Description and research notes
This specimen note represents the five hundred pesos denomination of the Banco de la Republica Oriental del Uruguay, issued under the monetary law of 2 January 1939 and printed by Thomas De La Rue and Company Limited. It is a non-circulating institutional reference example prepared for controlled handling rather than for public monetary use, preserving the full production design standard of the series.
Within the 1939 denomination structure, the five hundred pesos occupied a high tier intended for major accounting, treasury movement, and upper-level commercial settlement. Specimen material of this value functioned as an administrative instrument: a formally invalidated note intended to communicate design authority, security standards, and type identity to official and professional users without introducing any risk of circulation.

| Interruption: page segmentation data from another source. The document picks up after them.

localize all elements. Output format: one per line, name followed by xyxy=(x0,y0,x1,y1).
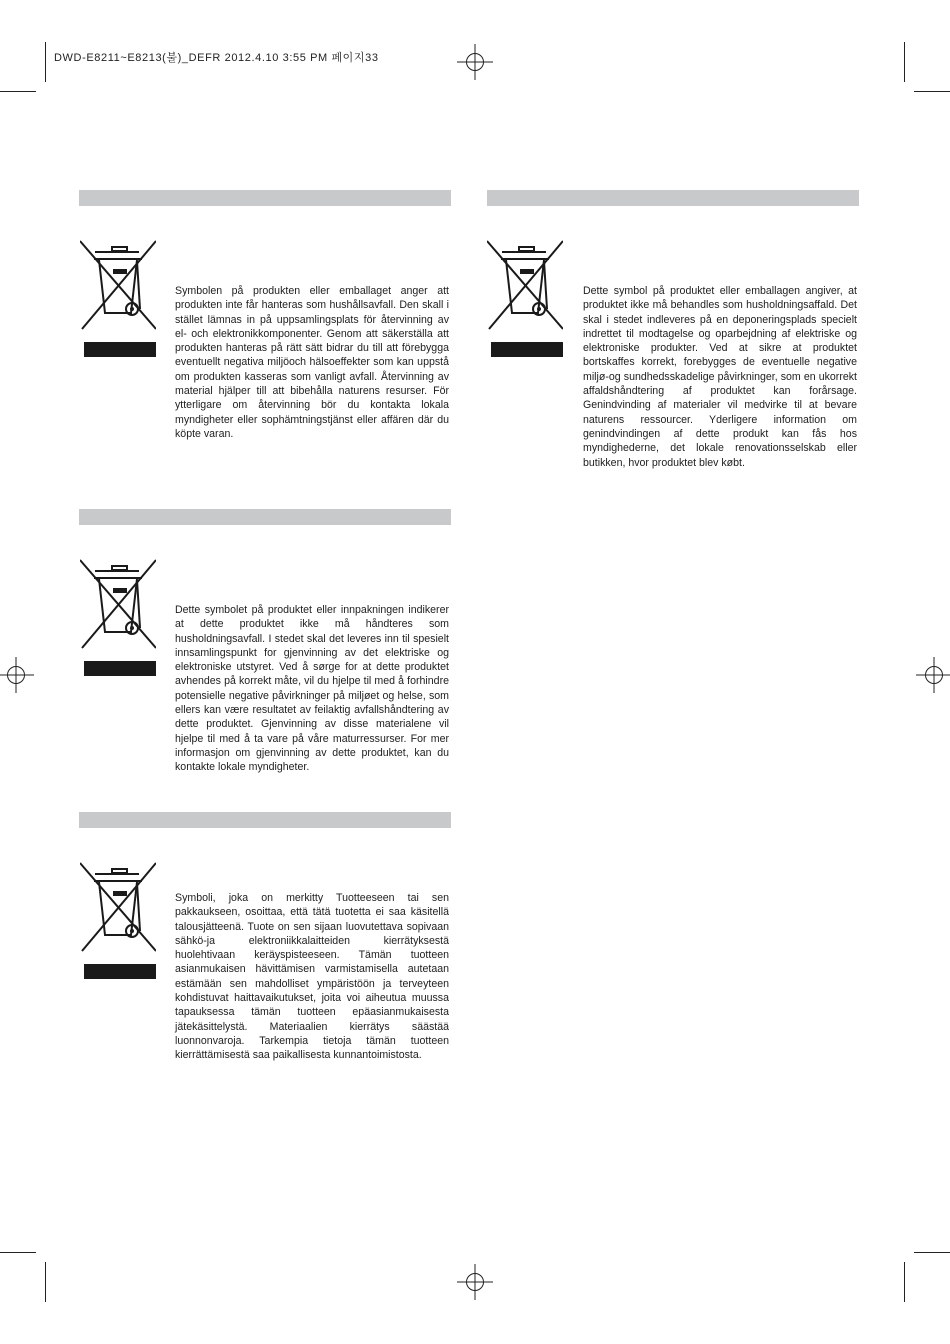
weee-bin-icon xyxy=(487,237,563,359)
danish-disposal-text: Dette symbol på produktet eller emballagen angiver, at produktet ikke må behandles som husholdningsaffald. Det skal i stedet indleveres på en deponeringsplads specielt indrettet til modtagelse og oparbejdning af elektriske og elektroniske produkter. Ved at sikre at produktet bortskaffes korrekt, forebygges de eventuelle negative miljø-og sundhedsskadelige påvirkninger, som en ukorrekt affaldshåndtering af produktet kan forårsage. Genindvinding af materialer vil medvirke til at bevare naturens ressourcer. Yderligere information om genindvindingen af dette produkt kan fås hos myndighederne, det lokale renovationsselskab eller butikken, hvor produktet blev købt. xyxy=(583,285,857,469)
crop-mark xyxy=(45,1262,46,1302)
crop-mark xyxy=(914,1252,950,1253)
crop-mark xyxy=(914,91,950,92)
section-bar-norwegian xyxy=(79,509,451,525)
crop-mark xyxy=(0,1252,36,1253)
registration-crosshair-icon xyxy=(457,1264,493,1300)
weee-bin-icon xyxy=(80,859,156,981)
print-header: DWD-E8211~E8213(불)_DEFR 2012.4.10 3:55 PM 페이지33 xyxy=(54,52,379,64)
registration-crosshair-icon xyxy=(457,44,493,80)
crop-mark xyxy=(904,42,905,82)
registration-crosshair-icon xyxy=(916,657,950,693)
crop-mark xyxy=(0,91,36,92)
section-bar-swedish xyxy=(79,190,451,206)
registration-crosshair-icon xyxy=(0,657,34,693)
section-bar-danish xyxy=(487,190,859,206)
swedish-disposal-text: Symbolen på produkten eller emballaget anger att produkten inte får hanteras som hushållsavfall. Den skall i stället lämnas in på uppsamlingsplats för återvinning av el- och elektronikkomponenter. Genom att säkerställa att produkten hanteras på rätt sätt bidrar du till att förebygga eventuellt negativa miljöoch hälsoeffekter som kan uppstå om produkten kasseras som vanligt avfall. Återvinning av material hjälper till att bibehålla naturens resurser. För ytterligare om återvinning bör du kontakta lokala myndigheter eller sophämtningstjänst eller affären där du köpte varan. xyxy=(175,285,449,440)
weee-bin-icon xyxy=(80,556,156,678)
norwegian-disposal-text: Dette symbolet på produktet eller innpakningen indikerer at dette produktet ikke må håndteres som husholdningsavfall. I stedet skal det leveres inn til spesielt innsamlingspunkt for gjenvinning av det elektriske og elektroniske utstyret. Ved å sørge for at dette produktet avhendes på korrekt måte, vil du hjelpe til med å forhindre potensielle negative påvirkninger på miljøet og helse, som ellers kan være resultatet av feilaktig avfallshåndtering av dette produktet. Gjenvinning av disse materialene vil hjelpe til med å ta vare på våre maturressurser. For mer informasjon om gjenvinning av dette produktet, kan du kontakte lokale myndigheter. xyxy=(175,604,449,774)
weee-bin-icon xyxy=(80,237,156,359)
finnish-disposal-text: Symboli, joka on merkitty Tuotteeseen tai sen pakkaukseen, osoittaa, että tätä tuotetta ei saa käsitellä talousjätteenä. Tuote on sen sijaan luovutettava sopivaan sähkö-ja elektroniikkalaitteiden kierrätyksestä huolehtivaan keräyspisteeseen. Tämän tuotteen asianmukaisen hävittämisen varmistamisella autetaan estämään sen mahdolliset ympäristöön ja terveyteen kohdistuvat haittavaikutukset, joita voi aiheutua muussa tapauksessa tämän tuotteen epäasianmukaisesta jätekäsittelystä. Materiaalien kierrätys säästää luonnonvaroja. Tarkempia tietoja tämän tuotteen kierrättämisestä saa paikallisesta kunnantoimistosta. xyxy=(175,892,449,1062)
section-bar-finnish xyxy=(79,812,451,828)
crop-mark xyxy=(45,42,46,82)
crop-mark xyxy=(904,1262,905,1302)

This example is Serie B and is immediately distinguishable from Serie A specimen handling variants by its cancellation logic. The obverse does not carry a large diagonal SPECIMEN overprint across the design field. Instead, invalidation is executed through a single red oval printer control stamp reading SPECIMEN DE LA RUE CANCELLED, placed over the lower central area of the face. The cancellation is therefore restrained and localized, designed to render the note permanently non-monetary while leaving the principal portrait, denomination typography, and ornamental framework unobscured for reference study.

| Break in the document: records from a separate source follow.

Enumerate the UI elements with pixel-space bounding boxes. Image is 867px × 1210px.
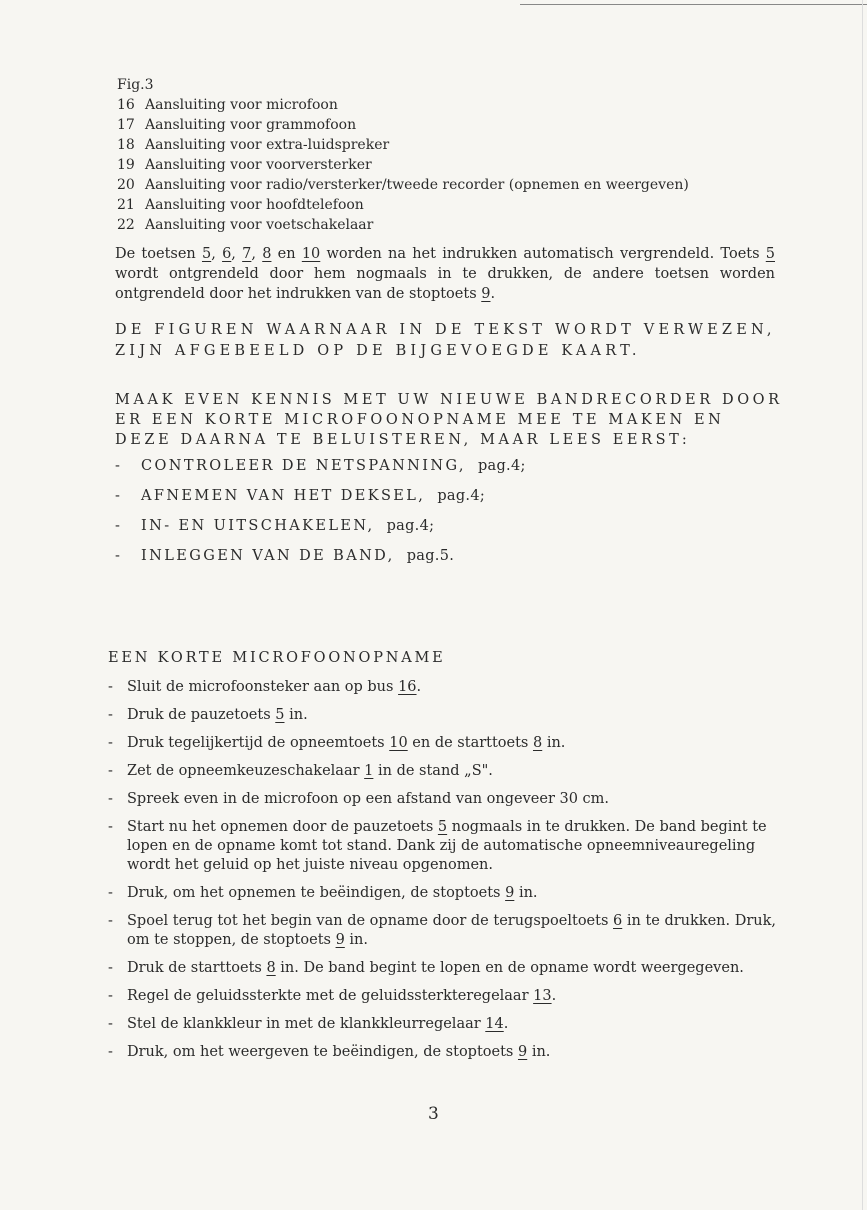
read-item-text: INLEGGEN VAN DE BAND, <box>141 548 395 564</box>
page-ref: pag.4; <box>386 518 435 534</box>
text: in. <box>514 885 538 901</box>
dash: - <box>108 735 113 751</box>
step-item <box>108 912 778 950</box>
legend-number: 19 <box>117 157 135 173</box>
key-ref: 9 <box>505 885 515 901</box>
step-item <box>108 959 778 978</box>
key-ref: 6 <box>613 913 623 929</box>
legend-text: Aansluiting voor voorversterker <box>145 157 372 173</box>
read-item-text: AFNEMEN VAN HET DEKSEL, <box>141 488 426 504</box>
text: in te drukken. Druk, om te stoppen, de stoptoets <box>127 913 777 948</box>
dash: - <box>108 707 113 723</box>
dash: - <box>115 458 123 474</box>
dash: - <box>115 488 123 504</box>
text: en <box>271 246 302 262</box>
text: . <box>490 286 496 302</box>
figure-title: Fig.3 <box>117 77 154 93</box>
legend-text: Aansluiting voor radio/versterker/tweede recorder (opnemen en weergeven) <box>145 177 689 193</box>
key-ref: 5 <box>275 707 285 723</box>
legend-number: 16 <box>117 97 135 113</box>
dash: - <box>115 518 123 534</box>
dash: - <box>108 791 113 807</box>
step-item <box>108 987 778 1006</box>
read-item <box>115 518 526 548</box>
step-item <box>108 884 778 903</box>
legend-text: Aansluiting voor microfoon <box>145 97 338 113</box>
key-lock-paragraph <box>115 244 775 304</box>
key-ref: 14 <box>485 1016 504 1032</box>
legend-item <box>117 175 689 195</box>
dash: - <box>108 988 113 1004</box>
text: . <box>503 1016 509 1032</box>
dash: - <box>108 679 113 695</box>
text: Sluit de microfoonsteker aan op bus <box>127 679 399 695</box>
key-ref: 5 <box>765 246 775 262</box>
step-item <box>108 1015 778 1034</box>
text: wordt ontgrendeld door hem nogmaals in te drukken, de andere toetsen worden ontgrendeld door het indrukken van de stoptoets <box>115 266 775 302</box>
legend-item <box>117 155 689 175</box>
step-item <box>108 818 778 875</box>
text: in. <box>344 932 369 948</box>
dash: - <box>108 1016 113 1032</box>
text: . <box>416 679 422 695</box>
read-item-text: CONTROLEER DE NETSPANNING, <box>141 458 466 474</box>
dash: - <box>108 819 113 835</box>
text: Regel de geluidssterkte met de geluidssterkteregelaar <box>127 988 534 1004</box>
read-item-text: IN- EN UITSCHAKELEN, <box>141 518 375 534</box>
step-text <box>127 959 778 978</box>
text: , <box>231 246 243 262</box>
step-text <box>127 987 778 1006</box>
read-item <box>115 488 526 518</box>
read-item <box>115 548 526 578</box>
step-text <box>127 706 778 725</box>
page-ref: pag.5. <box>406 548 455 564</box>
key-ref: 8 <box>266 960 276 976</box>
legend-text: Aansluiting voor voetschakelaar <box>145 217 374 233</box>
text: Druk, om het weergeven te beëindigen, de stoptoets <box>127 1044 518 1060</box>
legend-item <box>117 115 689 135</box>
read-first-note: MAAK EVEN KENNIS MET UW NIEUWE BANDRECORDER DOOR ER EEN KORTE MICROFOONOPNAME MEE TE MAKEN EN DEZE DAARNA TE BELUISTEREN, MAAR LEES EERST: <box>115 392 783 448</box>
dash: - <box>115 548 123 564</box>
step-text <box>127 734 778 753</box>
step-text <box>127 1015 778 1034</box>
page-edge <box>862 0 863 1210</box>
step-text <box>127 818 778 875</box>
key-ref: 10 <box>389 735 408 751</box>
text: Druk tegelijkertijd de opneemtoets <box>127 735 390 751</box>
dash: - <box>108 1044 113 1060</box>
legend-item <box>117 135 689 155</box>
legend-item <box>117 95 689 115</box>
dash: - <box>108 763 113 779</box>
step-item <box>108 734 778 753</box>
text: Zet de opneemkeuzeschakelaar <box>127 763 365 779</box>
step-text <box>127 678 778 697</box>
legend-item <box>117 195 689 215</box>
step-item <box>108 762 778 781</box>
step-text <box>127 884 778 903</box>
step-item <box>108 678 778 697</box>
top-edge-line <box>520 4 867 5</box>
text: Start nu het opnemen door de pauzetoets <box>127 819 438 835</box>
text: Stel de klankkleur in met de klankkleurregelaar <box>127 1016 486 1032</box>
step-text: Spreek even in de microfoon op een afstand van ongeveer 30 cm. <box>127 791 610 807</box>
key-ref: 16 <box>398 679 417 695</box>
text: worden na het indrukken automatisch vergrendeld. Toets <box>320 246 766 262</box>
section-title: EEN KORTE MICROFOONOPNAME <box>108 650 446 666</box>
figure-legend <box>117 75 689 235</box>
legend-text: Aansluiting voor extra-luidspreker <box>145 137 390 153</box>
page-number: 3 <box>428 1104 439 1124</box>
step-item <box>108 790 778 809</box>
key-ref: 8 <box>532 735 543 751</box>
text: . <box>551 988 557 1004</box>
legend-text: Aansluiting voor hoofdtelefoon <box>145 197 364 213</box>
key-ref: 13 <box>533 988 552 1004</box>
legend-text: Aansluiting voor grammofoon <box>145 117 357 133</box>
figures-note: DE FIGUREN WAARNAAR IN DE TEKST WORDT VERWEZEN, ZIJN AFGEBEELD OP DE BIJGEVOEGDE KAART. <box>115 322 776 359</box>
key-ref: 10 <box>301 246 321 262</box>
text: , <box>211 246 223 262</box>
legend-number: 18 <box>117 137 135 153</box>
text: en de starttoets <box>407 735 533 751</box>
page-ref: pag.4; <box>437 488 486 504</box>
text: Druk de starttoets <box>127 960 267 976</box>
text: in de stand „S". <box>373 763 493 779</box>
legend-number: 20 <box>117 177 135 193</box>
legend-number: 21 <box>117 197 135 213</box>
step-text <box>127 912 778 950</box>
legend-item <box>117 215 689 235</box>
dash: - <box>108 913 113 929</box>
key-ref: 6 <box>222 246 232 262</box>
text: in. <box>542 735 566 751</box>
text: in. <box>527 1044 551 1060</box>
page-ref: pag.4; <box>477 458 526 474</box>
step-item <box>108 1043 778 1062</box>
text: in. <box>284 707 308 723</box>
key-ref: 9 <box>335 932 345 948</box>
key-ref: 9 <box>517 1044 528 1060</box>
dash: - <box>108 960 113 976</box>
text: in. De band begint te lopen en de opname wordt weergegeven. <box>275 960 744 976</box>
key-ref: 8 <box>262 246 272 262</box>
text: nogmaals in te drukken. De band begint te lopen en de opname komt tot stand. Dank zij de automatische opneemniveauregeling wordt het geluid op het juiste niveau opgenomen. <box>127 819 767 873</box>
text: Spoel terug tot het begin van de opname door de terugspoeltoets <box>127 913 614 929</box>
key-ref: 5 <box>201 246 212 262</box>
text: Druk de pauzetoets <box>127 707 276 723</box>
legend-number: 22 <box>117 217 135 233</box>
key-ref: 9 <box>481 286 491 302</box>
step-text <box>127 1043 778 1062</box>
text: De toetsen <box>115 246 202 262</box>
read-first-list <box>115 458 526 578</box>
text: , <box>251 246 263 262</box>
key-ref: 7 <box>242 246 252 262</box>
step-text <box>127 762 778 781</box>
key-ref: 5 <box>437 819 448 835</box>
step-item <box>108 706 778 725</box>
dash: - <box>108 885 113 901</box>
legend-number: 17 <box>117 117 135 133</box>
recording-steps <box>108 678 778 1071</box>
text: Druk, om het opnemen te beëindigen, de stoptoets <box>127 885 506 901</box>
key-ref: 1 <box>364 763 374 779</box>
read-item <box>115 458 526 488</box>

The note carries the controlled all-zero serial format associated with institutional specimen preparation and is numbered as Specimen No. 45, printed at the lower margin. The serial and specimen number together establish this piece as a tracked example within a controlled specimen distribution sequence, with the Serie B designation explicitly printed on the face.
The obverse design presents a formal intaglio composition centered on QUINIENTOS PESOS, with the issuing title of the Republica Oriental del Uruguay spanning the upper field and a large unprinted oval reserved for watermark visibility at left. The portrait vignette at right is embedded within a dense security line field, with architectural and industrial motifs behind the figure reinforcing modern state capacity and institutional authority in late interwar Uruguay.
The reverse displays the complete agricultural allegorical scene associated with the type, executed to full production standard, and notably carries no additional SPECIMEN overprint or cancel marking. This absence is itself an important handling detail: it confirms that, for this Serie B specimen variant, De La Rue’s cancellation protocol concentrated authority marking on the face through the oval cancel stamp rather than repeating control devices across both sides.
Certified PMG 64, this specimen preserves strong production clarity and remains a precise documentary record of how Uruguay’s issuer and its security printer differentiated specimen handling formats within the same Pick number. It stands as a primary institutional artifact of the 1939 series, capturing both the design language and the administrative control practices that governed high-value reference currency in the late interwar period.